Description:
When re-introdcuing a second node back into a two node cluster, the failure of the second node resulted in the first node crashing. I have extracted the log data from both the ndb log as well as the management node log.
2008-05-16 15:32:10 [MgmSrvr] INFO -- Node 2: Node 3 is WAIT_LCP including in LCP
2008-05-16 15:38:09 [MgmSrvr] ALERT -- Node 1: Node 3 Disconnected
2008-05-16 15:38:09 [MgmSrvr] ALERT -- Node 2: Node 3 Disconnected
2008-05-16 15:38:09 [MgmSrvr] INFO -- Node 2: Communication to Node 3 closed
2008-05-16 15:38:09 [MgmSrvr] ALERT -- Node 2: Network partitioning - arbitration required
2008-05-16 15:38:09 [MgmSrvr] INFO -- Node 2: President restarts arbitration thread [state=7]
2008-05-16 15:38:10 [MgmSrvr] ALERT -- Node 2: Arbitration won - positive reply from node 1
2008-05-16 15:38:10 [MgmSrvr] INFO -- Node 2: DICT: remove lock by failed node 3 for NodeRestart
2008-05-16 15:38:10 [MgmSrvr] INFO -- Node 2: DICT: lock bs: 0 ops: 0 poll: 0 cnt: 0 queue:
2008-05-16 15:38:11 [MgmSrvr] INFO -- Node 2: Started arbitrator node 1 [ticket=63430029f1f3b40a]

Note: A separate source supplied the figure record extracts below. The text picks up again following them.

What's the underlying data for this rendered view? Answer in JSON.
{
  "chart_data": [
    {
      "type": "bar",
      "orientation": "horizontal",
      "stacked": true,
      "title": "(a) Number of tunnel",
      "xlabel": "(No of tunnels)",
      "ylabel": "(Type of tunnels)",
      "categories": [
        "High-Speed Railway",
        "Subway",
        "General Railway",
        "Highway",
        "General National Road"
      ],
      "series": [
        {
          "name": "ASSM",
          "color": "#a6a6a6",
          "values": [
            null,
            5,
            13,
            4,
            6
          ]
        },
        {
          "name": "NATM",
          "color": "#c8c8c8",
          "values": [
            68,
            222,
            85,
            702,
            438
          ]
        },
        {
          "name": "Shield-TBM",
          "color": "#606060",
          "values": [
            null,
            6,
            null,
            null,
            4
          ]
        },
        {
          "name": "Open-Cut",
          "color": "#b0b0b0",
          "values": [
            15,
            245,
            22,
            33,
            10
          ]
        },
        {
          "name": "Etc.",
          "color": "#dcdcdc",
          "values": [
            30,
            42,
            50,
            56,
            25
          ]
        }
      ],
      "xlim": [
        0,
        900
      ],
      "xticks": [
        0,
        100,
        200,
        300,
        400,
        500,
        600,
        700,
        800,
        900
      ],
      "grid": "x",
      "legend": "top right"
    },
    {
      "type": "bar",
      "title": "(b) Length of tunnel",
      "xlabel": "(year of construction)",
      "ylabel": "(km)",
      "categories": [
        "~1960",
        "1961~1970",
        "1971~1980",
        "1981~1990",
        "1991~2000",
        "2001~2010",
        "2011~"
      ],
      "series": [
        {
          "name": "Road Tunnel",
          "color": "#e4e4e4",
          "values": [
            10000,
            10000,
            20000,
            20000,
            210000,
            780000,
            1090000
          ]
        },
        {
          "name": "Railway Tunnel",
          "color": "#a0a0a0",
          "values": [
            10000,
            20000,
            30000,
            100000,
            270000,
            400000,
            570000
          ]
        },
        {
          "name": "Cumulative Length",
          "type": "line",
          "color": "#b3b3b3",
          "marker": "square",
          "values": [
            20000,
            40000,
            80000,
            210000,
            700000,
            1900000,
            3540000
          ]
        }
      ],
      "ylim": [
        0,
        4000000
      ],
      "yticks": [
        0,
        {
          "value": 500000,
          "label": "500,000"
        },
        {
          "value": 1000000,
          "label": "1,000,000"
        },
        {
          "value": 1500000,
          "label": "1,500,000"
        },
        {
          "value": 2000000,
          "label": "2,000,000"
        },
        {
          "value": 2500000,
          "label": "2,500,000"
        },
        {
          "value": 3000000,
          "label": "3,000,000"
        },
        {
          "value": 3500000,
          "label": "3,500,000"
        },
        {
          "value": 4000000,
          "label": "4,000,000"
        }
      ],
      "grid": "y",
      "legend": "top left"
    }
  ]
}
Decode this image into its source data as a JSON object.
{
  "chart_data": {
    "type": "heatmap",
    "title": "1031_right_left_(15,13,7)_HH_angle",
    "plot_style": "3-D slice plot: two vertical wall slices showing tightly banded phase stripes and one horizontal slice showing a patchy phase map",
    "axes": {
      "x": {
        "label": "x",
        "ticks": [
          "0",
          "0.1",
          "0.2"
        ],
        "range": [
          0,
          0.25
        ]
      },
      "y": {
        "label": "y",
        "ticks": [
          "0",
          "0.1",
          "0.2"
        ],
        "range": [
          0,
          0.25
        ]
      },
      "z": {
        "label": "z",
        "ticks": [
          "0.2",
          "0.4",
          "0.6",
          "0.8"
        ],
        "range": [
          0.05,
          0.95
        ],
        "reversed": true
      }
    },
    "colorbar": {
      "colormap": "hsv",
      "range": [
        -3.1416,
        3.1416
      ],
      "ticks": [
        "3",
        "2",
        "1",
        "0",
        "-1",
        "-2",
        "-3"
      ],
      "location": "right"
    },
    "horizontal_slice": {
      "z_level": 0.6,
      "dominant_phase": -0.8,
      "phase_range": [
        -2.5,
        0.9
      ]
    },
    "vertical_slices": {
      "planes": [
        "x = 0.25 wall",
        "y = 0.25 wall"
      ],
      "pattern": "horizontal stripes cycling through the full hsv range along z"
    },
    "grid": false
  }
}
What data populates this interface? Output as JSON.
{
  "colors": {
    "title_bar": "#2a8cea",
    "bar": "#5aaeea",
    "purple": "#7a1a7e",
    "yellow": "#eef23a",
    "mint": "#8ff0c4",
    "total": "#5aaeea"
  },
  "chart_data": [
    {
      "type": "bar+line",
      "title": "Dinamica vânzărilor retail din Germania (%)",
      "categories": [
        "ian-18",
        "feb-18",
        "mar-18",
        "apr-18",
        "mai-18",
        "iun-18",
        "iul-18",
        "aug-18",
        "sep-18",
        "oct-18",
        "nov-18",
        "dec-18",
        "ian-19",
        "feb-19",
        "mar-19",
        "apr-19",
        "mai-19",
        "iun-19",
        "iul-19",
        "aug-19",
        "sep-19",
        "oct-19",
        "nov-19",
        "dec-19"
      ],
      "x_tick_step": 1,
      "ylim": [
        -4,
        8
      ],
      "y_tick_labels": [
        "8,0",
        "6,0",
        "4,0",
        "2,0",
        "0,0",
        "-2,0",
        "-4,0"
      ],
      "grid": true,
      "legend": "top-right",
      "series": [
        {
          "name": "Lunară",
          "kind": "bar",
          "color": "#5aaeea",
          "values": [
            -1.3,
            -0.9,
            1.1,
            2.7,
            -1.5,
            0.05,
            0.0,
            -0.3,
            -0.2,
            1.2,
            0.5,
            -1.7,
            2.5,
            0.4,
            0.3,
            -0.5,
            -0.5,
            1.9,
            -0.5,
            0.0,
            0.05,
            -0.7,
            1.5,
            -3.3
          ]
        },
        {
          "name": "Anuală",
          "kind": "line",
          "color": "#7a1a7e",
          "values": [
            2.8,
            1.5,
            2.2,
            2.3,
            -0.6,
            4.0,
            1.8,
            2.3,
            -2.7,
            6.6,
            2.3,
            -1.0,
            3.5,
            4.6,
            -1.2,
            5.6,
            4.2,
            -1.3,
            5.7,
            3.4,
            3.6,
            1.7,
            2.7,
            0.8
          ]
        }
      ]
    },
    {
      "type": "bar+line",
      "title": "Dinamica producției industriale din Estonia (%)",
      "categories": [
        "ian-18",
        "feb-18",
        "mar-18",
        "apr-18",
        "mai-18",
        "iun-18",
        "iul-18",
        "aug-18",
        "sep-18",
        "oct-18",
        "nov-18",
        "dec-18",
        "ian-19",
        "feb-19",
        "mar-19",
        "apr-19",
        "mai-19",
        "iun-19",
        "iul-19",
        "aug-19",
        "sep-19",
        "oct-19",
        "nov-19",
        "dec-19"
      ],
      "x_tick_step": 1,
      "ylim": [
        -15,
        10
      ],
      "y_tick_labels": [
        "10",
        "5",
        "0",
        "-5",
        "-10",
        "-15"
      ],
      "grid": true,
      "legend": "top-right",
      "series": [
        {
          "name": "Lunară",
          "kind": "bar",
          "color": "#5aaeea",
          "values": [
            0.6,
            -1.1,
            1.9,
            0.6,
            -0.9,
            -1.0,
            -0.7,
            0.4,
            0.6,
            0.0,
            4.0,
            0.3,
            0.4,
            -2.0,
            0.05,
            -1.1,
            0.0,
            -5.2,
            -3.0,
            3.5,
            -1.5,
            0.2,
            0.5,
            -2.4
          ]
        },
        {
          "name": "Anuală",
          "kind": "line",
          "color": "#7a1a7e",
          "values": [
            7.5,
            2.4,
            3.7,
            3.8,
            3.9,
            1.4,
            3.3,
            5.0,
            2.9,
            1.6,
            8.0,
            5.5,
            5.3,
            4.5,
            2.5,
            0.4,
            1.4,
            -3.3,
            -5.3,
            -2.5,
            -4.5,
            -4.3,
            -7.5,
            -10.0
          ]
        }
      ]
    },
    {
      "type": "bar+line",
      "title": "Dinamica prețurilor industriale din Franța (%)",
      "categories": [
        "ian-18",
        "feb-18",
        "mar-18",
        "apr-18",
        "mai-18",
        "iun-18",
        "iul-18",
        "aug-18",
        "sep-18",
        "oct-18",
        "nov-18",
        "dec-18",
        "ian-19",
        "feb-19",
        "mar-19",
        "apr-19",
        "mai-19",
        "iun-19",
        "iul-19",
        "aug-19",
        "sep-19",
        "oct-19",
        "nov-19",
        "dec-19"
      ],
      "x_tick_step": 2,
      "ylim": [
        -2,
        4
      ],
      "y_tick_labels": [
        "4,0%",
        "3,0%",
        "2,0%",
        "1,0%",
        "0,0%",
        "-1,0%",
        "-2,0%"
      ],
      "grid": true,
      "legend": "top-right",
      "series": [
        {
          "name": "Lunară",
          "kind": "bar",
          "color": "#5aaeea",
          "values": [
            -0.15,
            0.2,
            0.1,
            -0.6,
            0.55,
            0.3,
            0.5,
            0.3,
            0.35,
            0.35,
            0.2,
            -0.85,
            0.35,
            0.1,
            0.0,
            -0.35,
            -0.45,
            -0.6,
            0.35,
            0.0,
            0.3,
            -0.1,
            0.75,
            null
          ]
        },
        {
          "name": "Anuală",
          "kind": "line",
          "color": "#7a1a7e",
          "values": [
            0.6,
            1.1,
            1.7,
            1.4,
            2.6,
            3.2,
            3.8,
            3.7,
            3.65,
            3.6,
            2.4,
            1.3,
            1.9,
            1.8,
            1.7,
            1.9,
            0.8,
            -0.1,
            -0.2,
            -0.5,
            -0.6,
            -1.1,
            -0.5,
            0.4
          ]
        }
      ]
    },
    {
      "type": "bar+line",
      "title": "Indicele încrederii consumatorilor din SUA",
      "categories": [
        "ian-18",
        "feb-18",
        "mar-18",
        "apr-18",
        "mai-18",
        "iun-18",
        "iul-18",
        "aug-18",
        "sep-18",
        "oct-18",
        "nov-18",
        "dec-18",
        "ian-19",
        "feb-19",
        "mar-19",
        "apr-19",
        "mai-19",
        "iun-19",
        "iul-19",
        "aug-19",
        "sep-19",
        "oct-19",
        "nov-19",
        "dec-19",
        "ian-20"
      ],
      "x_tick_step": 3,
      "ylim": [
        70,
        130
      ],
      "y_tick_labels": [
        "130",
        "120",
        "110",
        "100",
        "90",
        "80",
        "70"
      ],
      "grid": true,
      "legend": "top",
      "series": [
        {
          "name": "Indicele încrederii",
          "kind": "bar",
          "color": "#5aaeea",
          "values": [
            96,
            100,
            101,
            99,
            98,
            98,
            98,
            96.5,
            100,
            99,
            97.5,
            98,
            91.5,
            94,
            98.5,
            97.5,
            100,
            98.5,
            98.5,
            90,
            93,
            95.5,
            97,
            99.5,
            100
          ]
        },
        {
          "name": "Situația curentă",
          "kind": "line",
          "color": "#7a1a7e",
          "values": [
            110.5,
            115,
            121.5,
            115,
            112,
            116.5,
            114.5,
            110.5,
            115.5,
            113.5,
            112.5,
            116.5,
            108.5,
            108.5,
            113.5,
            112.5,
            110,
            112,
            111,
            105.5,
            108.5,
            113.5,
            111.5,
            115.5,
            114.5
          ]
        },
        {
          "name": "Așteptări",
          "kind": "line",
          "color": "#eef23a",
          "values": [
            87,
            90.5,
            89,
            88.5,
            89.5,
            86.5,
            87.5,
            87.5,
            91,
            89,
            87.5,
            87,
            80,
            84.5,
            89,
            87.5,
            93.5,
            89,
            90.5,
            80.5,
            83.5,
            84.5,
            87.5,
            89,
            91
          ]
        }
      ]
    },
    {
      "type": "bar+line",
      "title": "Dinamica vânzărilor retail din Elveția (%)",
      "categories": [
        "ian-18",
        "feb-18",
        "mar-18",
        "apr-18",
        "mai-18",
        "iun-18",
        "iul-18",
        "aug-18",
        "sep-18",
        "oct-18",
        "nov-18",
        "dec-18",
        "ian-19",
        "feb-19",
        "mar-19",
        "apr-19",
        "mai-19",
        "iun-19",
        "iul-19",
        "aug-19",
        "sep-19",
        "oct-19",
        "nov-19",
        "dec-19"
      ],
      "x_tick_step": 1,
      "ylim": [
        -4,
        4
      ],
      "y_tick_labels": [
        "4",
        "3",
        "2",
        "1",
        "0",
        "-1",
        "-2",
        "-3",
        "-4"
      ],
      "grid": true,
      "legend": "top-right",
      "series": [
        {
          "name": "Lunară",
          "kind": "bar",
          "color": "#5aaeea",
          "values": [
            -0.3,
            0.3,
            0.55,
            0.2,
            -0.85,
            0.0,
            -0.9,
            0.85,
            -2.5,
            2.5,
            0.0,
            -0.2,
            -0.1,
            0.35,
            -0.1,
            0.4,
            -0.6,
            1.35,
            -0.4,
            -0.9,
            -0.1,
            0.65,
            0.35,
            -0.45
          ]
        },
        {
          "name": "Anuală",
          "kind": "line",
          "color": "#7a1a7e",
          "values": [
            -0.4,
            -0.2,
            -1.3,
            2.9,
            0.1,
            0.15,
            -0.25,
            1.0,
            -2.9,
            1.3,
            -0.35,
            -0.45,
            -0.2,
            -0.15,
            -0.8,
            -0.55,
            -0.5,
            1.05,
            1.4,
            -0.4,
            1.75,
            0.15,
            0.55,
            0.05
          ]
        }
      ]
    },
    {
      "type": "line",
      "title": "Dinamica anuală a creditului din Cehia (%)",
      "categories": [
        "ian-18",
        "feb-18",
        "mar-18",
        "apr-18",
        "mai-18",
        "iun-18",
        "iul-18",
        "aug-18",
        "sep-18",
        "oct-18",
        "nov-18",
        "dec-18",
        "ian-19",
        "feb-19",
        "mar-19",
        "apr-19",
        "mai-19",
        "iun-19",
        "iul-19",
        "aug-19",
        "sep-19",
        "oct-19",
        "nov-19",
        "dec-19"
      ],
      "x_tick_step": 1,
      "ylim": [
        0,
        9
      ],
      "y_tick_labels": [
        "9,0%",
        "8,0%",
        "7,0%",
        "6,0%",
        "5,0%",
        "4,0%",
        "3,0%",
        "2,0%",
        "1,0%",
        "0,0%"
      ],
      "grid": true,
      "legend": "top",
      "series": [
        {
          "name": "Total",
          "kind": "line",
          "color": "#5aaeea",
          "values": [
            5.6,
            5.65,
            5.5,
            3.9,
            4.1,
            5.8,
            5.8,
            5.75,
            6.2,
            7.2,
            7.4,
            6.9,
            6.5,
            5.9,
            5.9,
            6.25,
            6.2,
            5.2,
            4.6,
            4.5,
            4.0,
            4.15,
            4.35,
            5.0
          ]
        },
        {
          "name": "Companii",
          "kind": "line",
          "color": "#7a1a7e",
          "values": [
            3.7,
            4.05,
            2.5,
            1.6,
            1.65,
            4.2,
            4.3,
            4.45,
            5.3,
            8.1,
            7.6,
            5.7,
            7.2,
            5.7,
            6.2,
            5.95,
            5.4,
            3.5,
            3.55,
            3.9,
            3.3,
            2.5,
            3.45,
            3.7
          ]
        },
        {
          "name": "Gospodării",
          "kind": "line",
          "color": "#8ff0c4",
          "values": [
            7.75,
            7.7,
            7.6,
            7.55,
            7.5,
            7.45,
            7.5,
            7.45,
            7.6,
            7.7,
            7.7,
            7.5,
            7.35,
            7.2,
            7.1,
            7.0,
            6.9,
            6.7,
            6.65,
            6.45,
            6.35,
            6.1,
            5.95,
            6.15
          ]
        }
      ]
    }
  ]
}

2008-05-16 15:39:15 [MgmSrvr] WARNING -- Node 2: Failure handling of node 3 has not completed in 1 min. - state = 3
2008-05-16 15:40:20 [MgmSrvr] WARNING -- Node 2: Failure handling of node 3 has not completed in 2 min. - state = 3
2008-05-16 15:41:26 [MgmSrvr] WARNING -- Node 2: Failure handling of node 3 has not completed in 3 min. - state = 3
2008-05-16 15:42:08 [MgmSrvr] INFO -- Node 2: Communication to Node 3 opened
2008-05-16 15:43:49 [MgmSrvr] ALERT -- Node 2: Node 4 Disconnected
2008-05-16 15:43:49 [MgmSrvr] INFO -- Node 2: Communication to Node 4 closed
2008-05-16 15:43:53 [MgmSrvr] INFO -- Node 2: Communication to Node 4 opened
2008-05-16 15:43:54 [MgmSrvr] INFO -- Mgmt server state: nodeid 4 reserved for ip 10.178.110.206, m_reserved_nodes 0000000000000012.
2008-05-16 15:43:54 [MgmSrvr] INFO -- Node 4: mysqld --server-id=0
2008-05-16 15:43:55 [MgmSrvr] INFO -- Node 2: Node 4 Connected
2008-05-16 15:43:55 [MgmSrvr] INFO -- Node 2: Node 4: API version 5.1.24
2008-05-16 15:44:00 [MgmSrvr] ALERT -- Node 1: Node 2 Disconnected
2008-05-16 15:44:03 [MgmSrvr] ALERT -- Node 2: Forced node shutdown completed. Caused by error 2341: 'Internal program error (failed ndbrequire)(Internal error, programming error or missing error message, please report a bug). Temporary error, restart node'.
Please advise if you require any other information regarding the hardware, os or additional log information. For now i have only started the cluster with teh working data node.
Regards,
How to repeat:
I tried this on test and it worked fine, however i cannot replicate it again on out production setup as this will cause a service impact.